[theora-dev] Cortado gapless looping
Benjamin M. Schwartz
bmschwar at fas.harvard.edu
Sat Feb 6 09:43:49 PST 2010
Gregor Richards wrote:
> I've been looking in to adding it myself, but I'm not used to Java
> enough to digest a project that complex. So I'm hoping that somebody
> with more indepth knowledge of Cortado could give me some tips on where
> I need to add it. I figure there are a few possible places ... there
> could be a class that abstracts an ogg file and presents it as a stream
> of the same ogg file over and over again, or at a higher level whatever
> is buffering the audio could understand how to reread any file type ...

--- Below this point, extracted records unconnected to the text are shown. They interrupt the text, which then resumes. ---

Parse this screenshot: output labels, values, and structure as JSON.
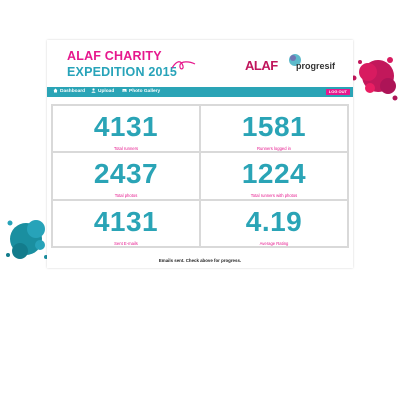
{
  "brand": {
    "line1": "ALAF CHARITY",
    "line2": "EXPEDITION 2015"
  },
  "logos": {
    "alaf": "ALAF",
    "progresif": "progresif"
  },
  "nav": {
    "items": [
      {
        "label": "Dashboard",
        "icon": "home-icon"
      },
      {
        "label": "Upload",
        "icon": "user-icon"
      },
      {
        "label": "Photo Gallery",
        "icon": "gallery-icon"
      }
    ],
    "logout_label": "LOG OUT"
  },
  "stats": [
    {
      "value": "4131",
      "label": "Total runners"
    },
    {
      "value": "1581",
      "label": "Runners logged in"
    },
    {
      "value": "2437",
      "label": "Total photos"
    },
    {
      "value": "1224",
      "label": "Total runners with photos"
    },
    {
      "value": "4131",
      "label": "Sent E-mails"
    },
    {
      "value": "4.19",
      "label": "Average Rating"
    }
  ],
  "status_text": "Emails sent. Check above for progress.",
  "colors": {
    "brand_pink": "#e6188d",
    "brand_teal": "#2aa4b6",
    "logo_red": "#c0165c"
  }
}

> but I'm not sure where or how to implement either of these :)
The principal difficulty I see with looping is avoiding downloading the
file over and over again.
In Cortado, I believe that every "seek" event (e.g. restarting the stream)

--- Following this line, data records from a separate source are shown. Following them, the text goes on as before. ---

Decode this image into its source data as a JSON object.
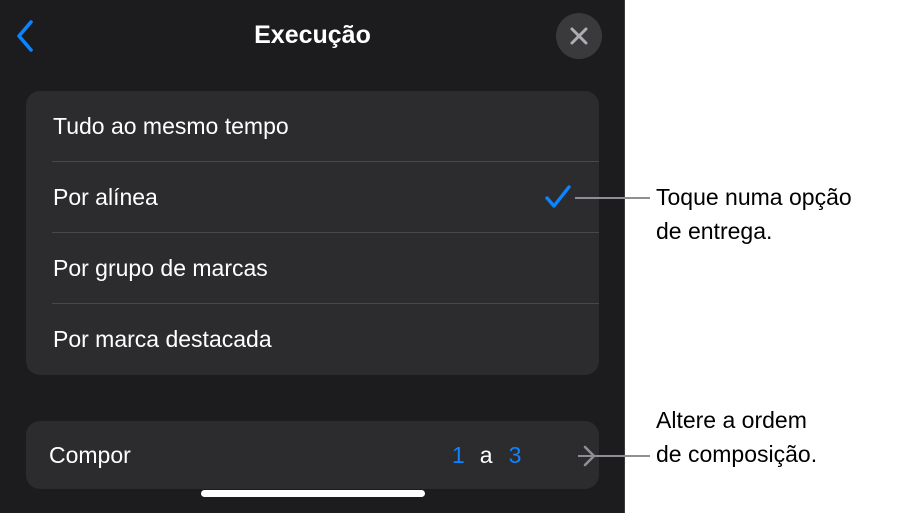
{
  "header": {
    "title": "Execução",
    "back_icon": "chevron-left-icon",
    "close_icon": "close-icon"
  },
  "delivery_options": [
    {
      "label": "Tudo ao mesmo tempo",
      "selected": false
    },
    {
      "label": "Por alínea",
      "selected": true
    },
    {
      "label": "Por grupo de marcas",
      "selected": false
    },
    {
      "label": "Por marca destacada",
      "selected": false
    }
  ],
  "build": {
    "label": "Compor",
    "from": "1",
    "separator": "a",
    "to": "3"
  },
  "callouts": {
    "delivery_line1": "Toque numa opção",
    "delivery_line2": "de entrega.",
    "order_line1": "Altere a ordem",
    "order_line2": "de composição."
  },
  "colors": {
    "accent": "#0a84ff",
    "panel_background": "#1c1c1e",
    "group_background": "#2c2c2e"
  }
}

causes all current buffers to be dropped. This makes sense because
Cortado is designed to handle large files, and cannot touch the disk.

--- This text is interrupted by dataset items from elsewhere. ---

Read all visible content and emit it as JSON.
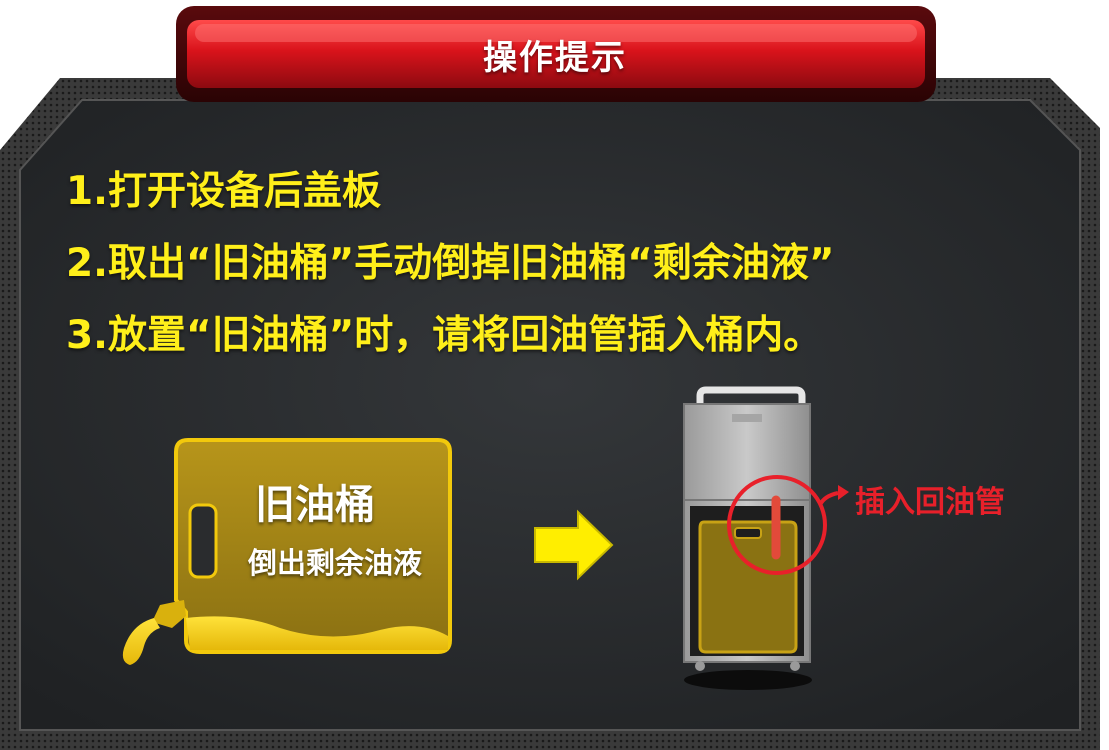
{
  "title_bar": {
    "text": "操作提示"
  },
  "steps": [
    "1.打开设备后盖板",
    "2.取出“旧油桶”手动倒掉旧油桶“剩余油液”",
    "3.放置“旧油桶”时，请将回油管插入桶内。"
  ],
  "illustration_left": {
    "title": "旧油桶",
    "subtitle": "倒出剩余油液"
  },
  "illustration_right": {
    "callout": "插入回油管"
  },
  "colors": {
    "panel": "#2a2c2e",
    "frame": "#3c3c3c",
    "title_red": "#d4151d",
    "step_text": "#ffef1a",
    "oil_yellow": "#f2c90c",
    "callout_red": "#e8202a"
  },
  "icons": [
    "right-arrow-icon",
    "curved-arrow-icon"
  ]
}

Cortado only buffers ahead of the current playback point, for streaming.
I imagine that you don't want users to be downloading your loop over and
over again; otherwise you could just stream it continuously from the server.
One relatively easy hack would be to forgo all the http streaming, and
instead ship the vorbis file inside the .jar. This would simplify your
life considerably, but would force users to download the entire loop
before initiating playback. It's also less reusable than one might like.
The ideal solution would involve augmenting the buffering logic to allow
caching of entire files, up to some size limit, so that one may loop back
to the beginning. My best idea on how to accomplish this is to
(optionally) cache the file inside HTTPSrc. Even after that, some
trickery would be needed for gapless playback. OggDemux would probably
require a "loop" flag, which would cause it to seek to the beginning if it
receives an End Of Stream (EOS) message, instead of passing forward the EOS.
By the way, Cortado's internal design is very close to Gstreamer 0.10.
Reading the gstreamer docs may help to understand what's going on.
Feel free to keep asking questions here, of course.